Introduction to Web Scraping using Scrapy

01:45 PM - 02:10 PM on July 17, 2016, Room CR6

Kaira Villanueva

Audience level:
novice
Watch:
https://www.youtube.com/watch?v=A4949-hT8TM

Description

Have you wanted to grab data from websites and automatically categorize it into a formatted list? Or maybe you want to opt out of registering for API keys and want data straight out of a web page? This is an introduction to web scraping and we will cover building bots through Scrapy to crawl a few sample web pages and have it extract information that we want. Prior knowledge not required; we’ll break down the steps in creating your own bot, and before you know it you'll be scraping the web.

Abstract

This is a live-coding session and everyone is welcome to code along. We will install Scrapy and use Sublime Text to edit and write our code. Bring your laptops! After a little introduction, we will start building a bot that scrapes all the species of pine trees from a website to an organized dataset.

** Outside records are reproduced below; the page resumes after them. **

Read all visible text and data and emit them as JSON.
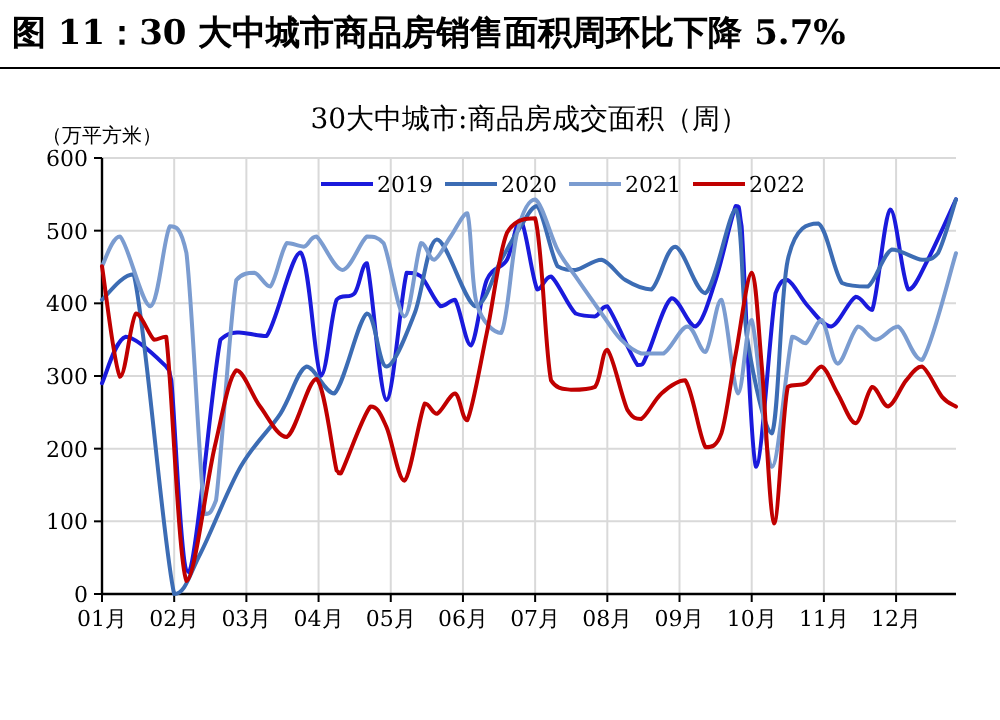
{
  "chart_data": {
    "type": "line",
    "title": "图 11：30 大中城市商品房销售面积周环比下降 5.7%",
    "subtitle": "30大中城市:商品房成交面积（周）",
    "ylabel": "（万平方米）",
    "xlim": [
      1,
      12.83
    ],
    "xticks": [
      {
        "value": 1,
        "label": "01月"
      },
      {
        "value": 2,
        "label": "02月"
      },
      {
        "value": 3,
        "label": "03月"
      },
      {
        "value": 4,
        "label": "04月"
      },
      {
        "value": 5,
        "label": "05月"
      },
      {
        "value": 6,
        "label": "06月"
      },
      {
        "value": 7,
        "label": "07月"
      },
      {
        "value": 8,
        "label": "08月"
      },
      {
        "value": 9,
        "label": "09月"
      },
      {
        "value": 10,
        "label": "10月"
      },
      {
        "value": 11,
        "label": "11月"
      },
      {
        "value": 12,
        "label": "12月"
      }
    ],
    "ylim": [
      0,
      600
    ],
    "yticks": [
      0,
      100,
      200,
      300,
      400,
      500,
      600
    ],
    "grid": true,
    "legend": "top",
    "marker": "none",
    "line_style": "solid",
    "series": [
      {
        "name": "2019",
        "color": "#1a1adc",
        "x": [
          1.0,
          1.33,
          1.89,
          1.96,
          2.2,
          2.64,
          2.9,
          3.28,
          3.75,
          4.03,
          4.25,
          4.5,
          4.67,
          4.94,
          5.22,
          5.42,
          5.69,
          5.89,
          6.11,
          6.33,
          6.61,
          6.8,
          7.03,
          7.22,
          7.56,
          7.83,
          8.0,
          8.42,
          8.56,
          8.89,
          9.22,
          9.5,
          9.78,
          9.86,
          10.06,
          10.33,
          10.5,
          10.78,
          11.1,
          11.44,
          11.67,
          11.92,
          12.17,
          12.44,
          12.83
        ],
        "values": [
          290,
          354,
          313,
          294,
          30,
          350,
          360,
          355,
          470,
          300,
          405,
          414,
          455,
          267,
          442,
          437,
          396,
          405,
          342,
          432,
          460,
          515,
          419,
          437,
          386,
          382,
          396,
          315,
          331,
          407,
          368,
          432,
          534,
          506,
          175,
          414,
          432,
          396,
          368,
          409,
          391,
          529,
          419,
          460,
          543
        ]
      },
      {
        "name": "2020",
        "color": "#3c6cb4",
        "x": [
          1.0,
          1.44,
          2.0,
          2.36,
          2.92,
          3.47,
          3.83,
          4.22,
          4.67,
          4.94,
          5.33,
          5.64,
          6.17,
          6.53,
          6.8,
          7.03,
          7.31,
          7.56,
          7.92,
          8.25,
          8.61,
          8.94,
          9.36,
          9.78,
          9.94,
          10.28,
          10.5,
          10.92,
          11.25,
          11.61,
          11.94,
          12.36,
          12.58,
          12.83
        ],
        "values": [
          405,
          440,
          0,
          55,
          175,
          248,
          313,
          276,
          386,
          313,
          386,
          488,
          396,
          460,
          506,
          534,
          451,
          446,
          460,
          432,
          419,
          478,
          414,
          529,
          350,
          221,
          460,
          510,
          428,
          423,
          474,
          460,
          469,
          543
        ]
      },
      {
        "name": "2021",
        "color": "#7b9cd0",
        "x": [
          1.0,
          1.25,
          1.67,
          1.94,
          2.17,
          2.42,
          2.58,
          2.86,
          3.11,
          3.33,
          3.56,
          3.8,
          3.97,
          4.33,
          4.67,
          4.9,
          5.19,
          5.42,
          5.6,
          5.83,
          6.06,
          6.19,
          6.53,
          6.75,
          7.0,
          7.31,
          7.56,
          7.92,
          8.19,
          8.47,
          8.78,
          9.11,
          9.36,
          9.58,
          9.81,
          10.0,
          10.28,
          10.56,
          10.75,
          10.97,
          11.19,
          11.47,
          11.72,
          12.03,
          12.36,
          12.83
        ],
        "values": [
          451,
          492,
          396,
          506,
          469,
          110,
          129,
          432,
          442,
          423,
          483,
          478,
          492,
          446,
          492,
          483,
          382,
          483,
          460,
          492,
          524,
          400,
          359,
          497,
          543,
          474,
          437,
          386,
          350,
          331,
          331,
          368,
          333,
          405,
          276,
          377,
          175,
          354,
          345,
          377,
          317,
          368,
          350,
          368,
          322,
          469
        ]
      },
      {
        "name": "2022",
        "color": "#c00000",
        "x": [
          1.0,
          1.25,
          1.47,
          1.72,
          1.89,
          2.17,
          2.56,
          2.86,
          3.19,
          3.56,
          3.97,
          4.25,
          4.31,
          4.72,
          4.94,
          5.19,
          5.47,
          5.64,
          5.89,
          6.06,
          6.33,
          6.61,
          7.0,
          7.22,
          7.5,
          7.83,
          8.0,
          8.28,
          8.47,
          8.75,
          9.08,
          9.36,
          9.58,
          9.78,
          10.0,
          10.14,
          10.31,
          10.5,
          10.75,
          10.97,
          11.19,
          11.44,
          11.67,
          11.89,
          12.14,
          12.36,
          12.64,
          12.83
        ],
        "values": [
          451,
          299,
          386,
          350,
          354,
          18,
          202,
          308,
          258,
          216,
          296,
          170,
          166,
          258,
          230,
          156,
          262,
          248,
          276,
          239,
          359,
          497,
          517,
          294,
          281,
          285,
          336,
          253,
          241,
          276,
          294,
          202,
          221,
          331,
          442,
          313,
          97,
          285,
          290,
          313,
          276,
          235,
          285,
          258,
          294,
          313,
          271,
          258
        ]
      }
    ]
  }
}
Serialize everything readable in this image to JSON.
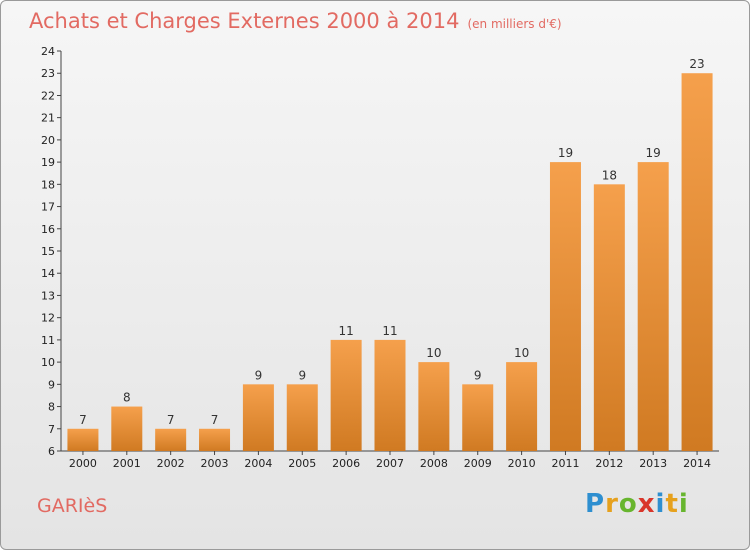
{
  "header": {
    "title": "Achats et Charges Externes 2000 à 2014",
    "unit": "(en milliers d'€)"
  },
  "footer": {
    "commune": "GARIèS",
    "logo_letters": [
      "P",
      "r",
      "o",
      "x",
      "i",
      "t",
      "i"
    ],
    "logo_colors": [
      "#2e8fd0",
      "#e6a11d",
      "#67b52e",
      "#d9362b",
      "#2e8fd0",
      "#e6a11d",
      "#67b52e"
    ]
  },
  "chart_data": {
    "type": "bar",
    "title": "Achats et Charges Externes 2000 à 2014",
    "categories": [
      "2000",
      "2001",
      "2002",
      "2003",
      "2004",
      "2005",
      "2006",
      "2007",
      "2008",
      "2009",
      "2010",
      "2011",
      "2012",
      "2013",
      "2014"
    ],
    "values": [
      7,
      8,
      7,
      7,
      9,
      9,
      11,
      11,
      10,
      9,
      10,
      19,
      18,
      19,
      23
    ],
    "data_labels": [
      "7",
      "8",
      "7",
      "7",
      "9",
      "9",
      "11",
      "11",
      "10",
      "9",
      "10",
      "19",
      "18",
      "19",
      "23"
    ],
    "yticks": [
      "6",
      "7",
      "8",
      "9",
      "10",
      "11",
      "12",
      "13",
      "14",
      "15",
      "16",
      "17",
      "18",
      "19",
      "20",
      "21",
      "22",
      "23",
      "24"
    ],
    "ylim": [
      6,
      24
    ],
    "grid": false,
    "bar_color": "#f5a04c",
    "bar_color_dark": "#d07a22",
    "title_color": "#e26a62"
  }
}
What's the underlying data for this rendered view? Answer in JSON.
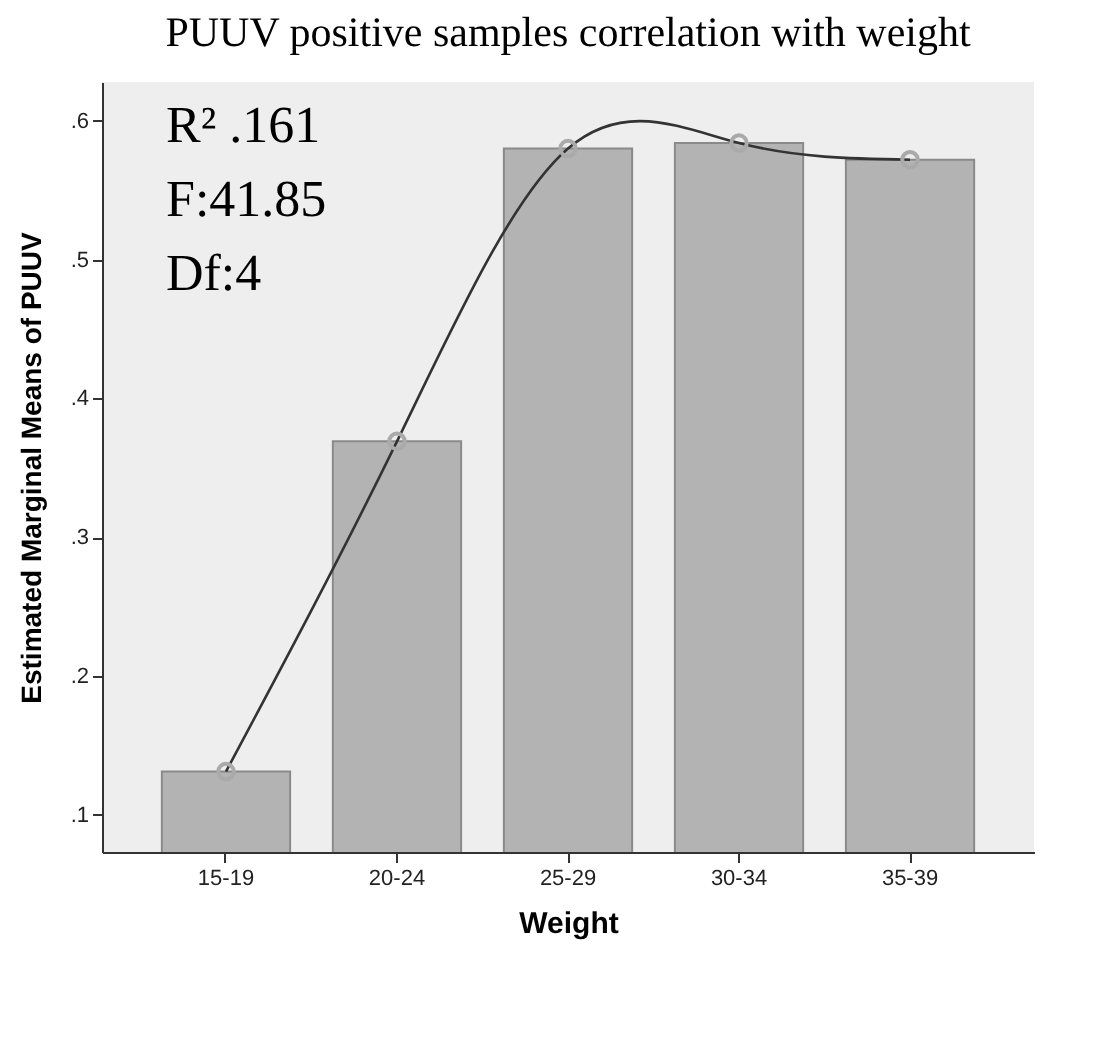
{
  "chart_data": {
    "type": "bar",
    "title": "PUUV positive samples correlation with weight",
    "xlabel": "Weight",
    "ylabel": "Estimated Marginal Means of PUUV",
    "categories": [
      "15-19",
      "20-24",
      "25-29",
      "30-34",
      "35-39"
    ],
    "series": [
      {
        "color": "#b3b3b3",
        "values": [
          0.131,
          0.369,
          0.58,
          0.584,
          0.572
        ]
      },
      {
        "type": "line",
        "color": "#333333",
        "values": [
          0.131,
          0.369,
          0.58,
          0.584,
          0.572
        ]
      }
    ],
    "ylim": [
      0.073,
      0.628
    ],
    "yticks": [
      {
        "value": 0.1,
        "label": ".1"
      },
      {
        "value": 0.2,
        "label": ".2"
      },
      {
        "value": 0.3,
        "label": ".3"
      },
      {
        "value": 0.4,
        "label": ".4"
      },
      {
        "value": 0.5,
        "label": ".5"
      },
      {
        "value": 0.6,
        "label": ".6"
      }
    ],
    "marker": "circle",
    "grid": false,
    "annotations": [
      "R² .161",
      "F:41.85",
      "Df:4"
    ]
  }
}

You’ll have a whole collection of conifers by the end that can be accessed and analyzed in a structured JSON or CSV file.

The concepts in this session will make a little more sense if you have programmed before, and some knowledge of programming is recommended. You will get the most out of it if you review the code and build another web crawler bot afterwards. The material includes object-oriented programming, parsing HTML through XPath, HTML and CSS structure, and exporting CSV and JSON files.